Moon and Trump and OPLAN 5029
The OPLAN 5029 remains intact, at least on paper, even after the progressives returned to power in Seoul under Moon, a former chief of staff to Roh, and after the arrival of Trump and his America First approach to U.S. commitments abroad.
While he would not comment specifically on 5029, former Trump National Security Advisor Lt General H.R. McMaster told me that “we tried to anticipate and prepare for all potential contingencies.”
President Trump did push the Pentagon to prepare options for carrying out a surgical strike on North Korea in 2017, as rhetoric about ‘fire and fury’ was escalating. But there was no review or discussion of OPLAN 5029 for a North Korean collapse in the Pentagon, according to Randall Schriver, who served as Assistant Secretary of Defense for Indo-Pacific Security Affairs until the end of 2019.
“In general, military plans, and especially 5029, depend fundamentally on lots of assumptions, including about what the American president will want to do,” David Straub, a former senior State Department official with long experience in Korea, told me.
“With Trump as president, everything has been tossed as out the window of a speeding car. As long as he is in charge, I think 5029 and all such planning is basically irrelevant. Who knows what Trump would wind up doing?”
For its part, President Moon’s administration is focused on engagement with the Pyongyang regime. “Anyway, 5029 is now dead under Moon Jae-in,” former national security advisor Chun says.
“Talking about possibility of the regime collapse has become a political taboo. If any situation remotely resembling instability arises in North Korea, I am sure that the Moon administration will do all it can to save, stabilize and support the Kim Jong Un regime.”
The prospects for cooperation between Moon and Trump are undermined also by the stalled talks on defense cost sharing between the two countries. Trump blocked a compromise deal drawn up by officials from both sides and there are vague threats that U.S. forces might be drawn down to put pressure on South Korea. But Moon’s readiness to make concessions is undoubtedly lessened after his landslide victory in the mid-April parliamentary elections.
The China factor
What about China? The Chinese Communist Party retains close ties with its North Korean counterparts and China is the main source of economic and strategic support for the regime.

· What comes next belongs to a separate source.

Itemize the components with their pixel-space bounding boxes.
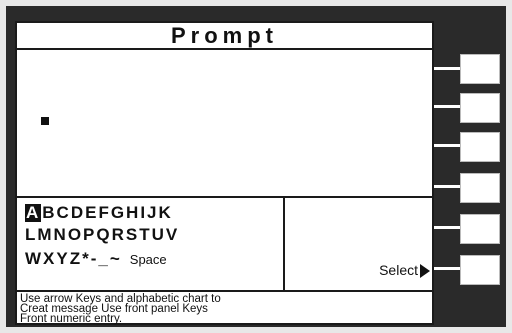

American policy makers have long speculated about the likelihood that the Chinese, faced with instability in North Korea, could carry out a coup and implant a new leadership. But others are skeptical about China’s ability or desire to intervene in the internal struggles that may emerge in North Korea if Kim dies.
“They will leave North Koreans to sort out their succession problems and respect whatever the Korean Workers Party decides, despite the widely shared contempt the Chinese may have about the dynastic succession,” says South Korea’s Chun.

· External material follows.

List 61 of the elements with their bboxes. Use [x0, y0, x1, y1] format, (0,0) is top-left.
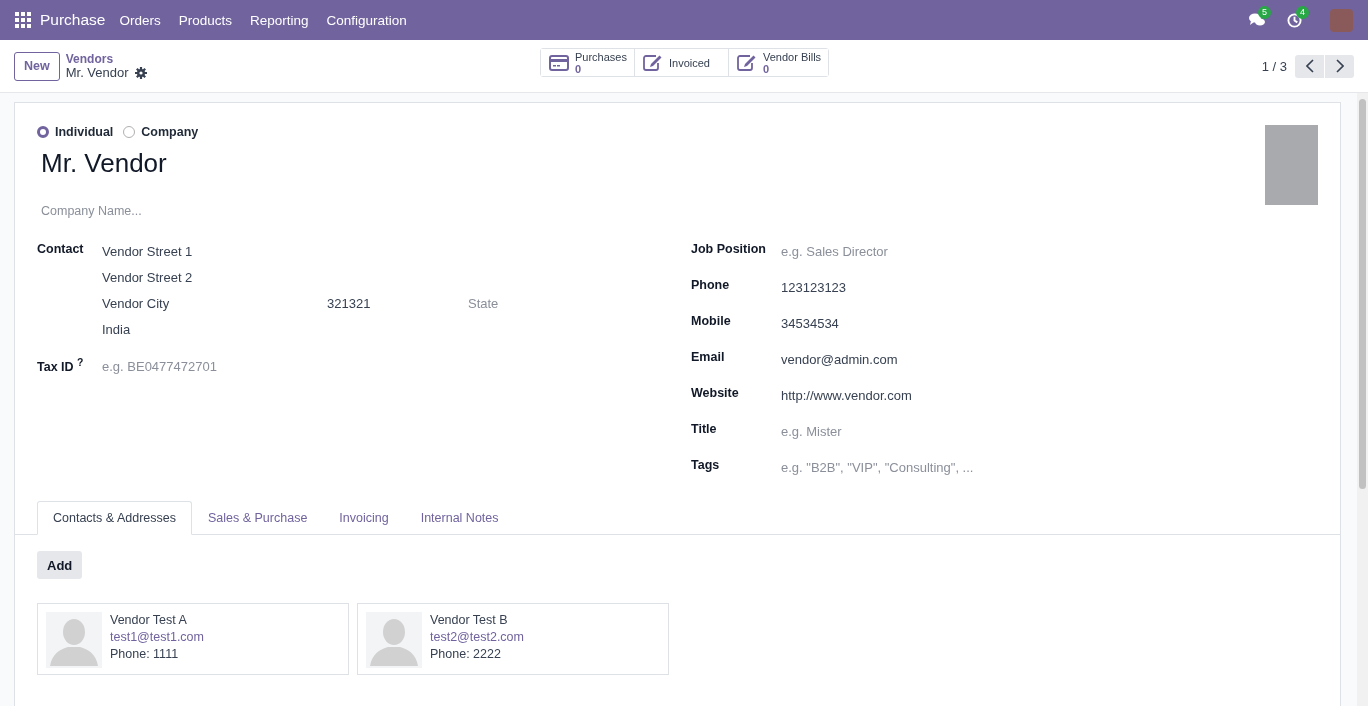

“They are more concerned about massive outflow of refugees from North Korea and will try to fend off refugees. They will do what they can to stabilize the situation through humanitarian assistance. Politically, however, they will be careful not to side with one faction or another. Actually, they have no practical means to influence the outcome of any political struggle in North Korea.”
Nor are the Chinese likely to cooperate with the U.S. to deal with a breakdown of order in North Korea.
“Those days, if they indeed ever really existed, are over,” former Principal Deputy Assistant Secretary of State for Asia and the Pacific, Evans Revere, says.
“The unfolding breakdown in U.S.-China relations, the shift in China's thinking about its strategic relationship with the U.S., Beijing's focus on rebuilding its ties with Pyongyang, China's belief that it can have good, stable relations with both Koreas, the PRC's desire to nudge the U.S. out of the neighborhood, and the evident preparedness of the Trump administration to be nudged, all tell me that the 'good old days' of U.S.-PRC cooperation on Korea are probably over.”
The rumor mills may continue to grind out new stories from behind the wall of secrecy in Pyongyang, and some may turn out to be true. And OPLAN 5029 remains on the books. But the will to act may not be so easily found.